Introduction
Francois Jacob concluded his Nobel lecture in 1965 (awarded for modeling Lac Operon with Monod and Lwoff) with a vision: “We do not know how molecules find each other, recognize each other, and combine to constitute the regulatory network … What is clear, however, is that the problems to be solved by cellular biology and genetics in the years to come tend increasingly to merge with those in which biochemistry and physical chemistry are involved.”. The idea of a network model, where genes and gene products are linked by molecular processes, was present from the very first days of molecular biology. Due to the sheer complexity of biological systems, biologists have traditionally employed reductionist approaches where different fragments of cellular processes are isolated and identified. An implicit goal of this approach has been to assemble a network model in a piecemeal fashion from these reductionist findings, which will eventually be able to explain and predict the behavior of the biological system at large.

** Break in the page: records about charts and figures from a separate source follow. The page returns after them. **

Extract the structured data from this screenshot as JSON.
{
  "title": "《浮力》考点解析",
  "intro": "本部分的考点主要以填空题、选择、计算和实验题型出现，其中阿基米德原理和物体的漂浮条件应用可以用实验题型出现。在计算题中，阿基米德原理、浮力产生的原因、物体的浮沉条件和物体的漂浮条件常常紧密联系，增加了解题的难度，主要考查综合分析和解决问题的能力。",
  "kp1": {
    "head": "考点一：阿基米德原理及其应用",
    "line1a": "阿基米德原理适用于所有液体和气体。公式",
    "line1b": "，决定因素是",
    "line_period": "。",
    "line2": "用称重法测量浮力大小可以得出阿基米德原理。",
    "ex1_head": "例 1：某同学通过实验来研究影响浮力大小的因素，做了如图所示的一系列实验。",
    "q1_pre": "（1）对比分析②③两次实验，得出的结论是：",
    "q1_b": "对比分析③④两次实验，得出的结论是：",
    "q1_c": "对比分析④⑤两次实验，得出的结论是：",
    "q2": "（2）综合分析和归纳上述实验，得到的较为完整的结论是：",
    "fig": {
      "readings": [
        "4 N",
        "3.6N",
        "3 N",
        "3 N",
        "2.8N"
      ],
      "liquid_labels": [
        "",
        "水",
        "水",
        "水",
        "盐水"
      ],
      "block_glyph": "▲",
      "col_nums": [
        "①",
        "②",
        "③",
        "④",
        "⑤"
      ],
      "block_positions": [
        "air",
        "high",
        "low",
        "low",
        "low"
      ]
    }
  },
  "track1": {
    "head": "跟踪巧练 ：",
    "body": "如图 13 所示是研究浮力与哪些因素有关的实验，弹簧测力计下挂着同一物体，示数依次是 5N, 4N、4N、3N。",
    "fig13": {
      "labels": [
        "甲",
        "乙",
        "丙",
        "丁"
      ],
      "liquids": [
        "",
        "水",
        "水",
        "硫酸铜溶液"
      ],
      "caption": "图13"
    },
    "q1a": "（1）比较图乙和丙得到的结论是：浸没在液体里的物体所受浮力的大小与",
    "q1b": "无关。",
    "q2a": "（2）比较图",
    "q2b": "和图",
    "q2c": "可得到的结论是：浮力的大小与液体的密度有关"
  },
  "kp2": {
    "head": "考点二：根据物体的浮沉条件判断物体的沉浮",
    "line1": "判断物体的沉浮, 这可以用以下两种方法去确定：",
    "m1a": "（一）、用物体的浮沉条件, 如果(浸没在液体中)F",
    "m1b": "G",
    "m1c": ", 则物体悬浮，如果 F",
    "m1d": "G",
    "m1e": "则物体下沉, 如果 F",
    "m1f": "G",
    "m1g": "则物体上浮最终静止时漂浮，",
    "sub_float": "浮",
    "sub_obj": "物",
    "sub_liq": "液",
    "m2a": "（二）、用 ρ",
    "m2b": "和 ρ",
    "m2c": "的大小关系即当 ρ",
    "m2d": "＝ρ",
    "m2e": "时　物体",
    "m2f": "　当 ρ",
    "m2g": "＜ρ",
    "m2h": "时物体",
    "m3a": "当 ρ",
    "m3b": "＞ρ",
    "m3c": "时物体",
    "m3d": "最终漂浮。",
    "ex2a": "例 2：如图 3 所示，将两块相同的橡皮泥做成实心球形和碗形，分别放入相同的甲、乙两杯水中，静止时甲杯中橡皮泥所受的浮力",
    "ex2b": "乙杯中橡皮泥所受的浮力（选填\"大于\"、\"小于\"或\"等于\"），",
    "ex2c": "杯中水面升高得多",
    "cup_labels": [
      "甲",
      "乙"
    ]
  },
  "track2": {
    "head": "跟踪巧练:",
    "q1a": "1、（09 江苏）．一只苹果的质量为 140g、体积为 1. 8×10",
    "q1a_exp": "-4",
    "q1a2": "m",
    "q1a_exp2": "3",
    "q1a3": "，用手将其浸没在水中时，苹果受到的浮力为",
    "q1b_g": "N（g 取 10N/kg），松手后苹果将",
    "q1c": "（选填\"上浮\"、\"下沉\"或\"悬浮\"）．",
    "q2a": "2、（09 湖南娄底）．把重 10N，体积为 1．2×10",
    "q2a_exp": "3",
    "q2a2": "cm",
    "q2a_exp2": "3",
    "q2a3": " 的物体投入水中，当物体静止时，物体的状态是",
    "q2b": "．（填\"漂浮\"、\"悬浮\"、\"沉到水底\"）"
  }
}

More than half a century later, tens of millions such reductionist findings have accumulated in the literature. Multiple databases and information systems have been developed to capture the pathway information accumulated in scientific literature and present it in computable format1. Millions of interactions, molecular processes and relationships are curated as networks, including metabolic pathways, signaling pathways, gene regulatory networks, molecular interaction networks, and genetic-interaction networks.
In parallel, our ability to systematically profile cellular processes has grown with the development of modern omics technologies. We now have a range of genomic, transcriptomic, metabolomic, and proteomic techniques at our disposal. We can deeply profile a cellular system in a given context, with an increasing ability to do so spatially and at the level of single cells. These technologies allow us to generate system-scale profiles without necessarily starting with a specific hypothesis or isolating a specific component—challenging the traditional piecemeal method. In most cases, the data-driven approaches no longer seek explicit biological grounding of their findings—clusters, subtypes and signatures replace mechanisms and pathways. The perceived incompatibility between “hypothesis driven, reductionist” and “data-driven, system-scale” camps led to one of the most polarizing epistemological debates in modern molecular biology2–4.
Is this truly a fundamental divide—maybe we can have our cake and eat it too? To bridge this gap, we need to computationally combine these prior information fragments with -omics profiles to generate and test mechanistic, falsifiable conjectures at scale. Over the last two decades, thousands of algorithms and methods have been created in the field of network biology to address various sub-problems of this grand challenge, using diverse types of -omic data and prior knowledge. Given multiple data modalities, prior information sources, and tasks, it is often difficult to assess which algorithms are good for which biological questions and how they are related to each other. Here we present a framework to organize these methodologies into broad categories based on their use of prior information and the computational task they target. We also review a few examples from each category. Our goal in this review is to give readers a foundational understanding of the different types of networks, and a mental map to help match their needs with the available tools and algorithms.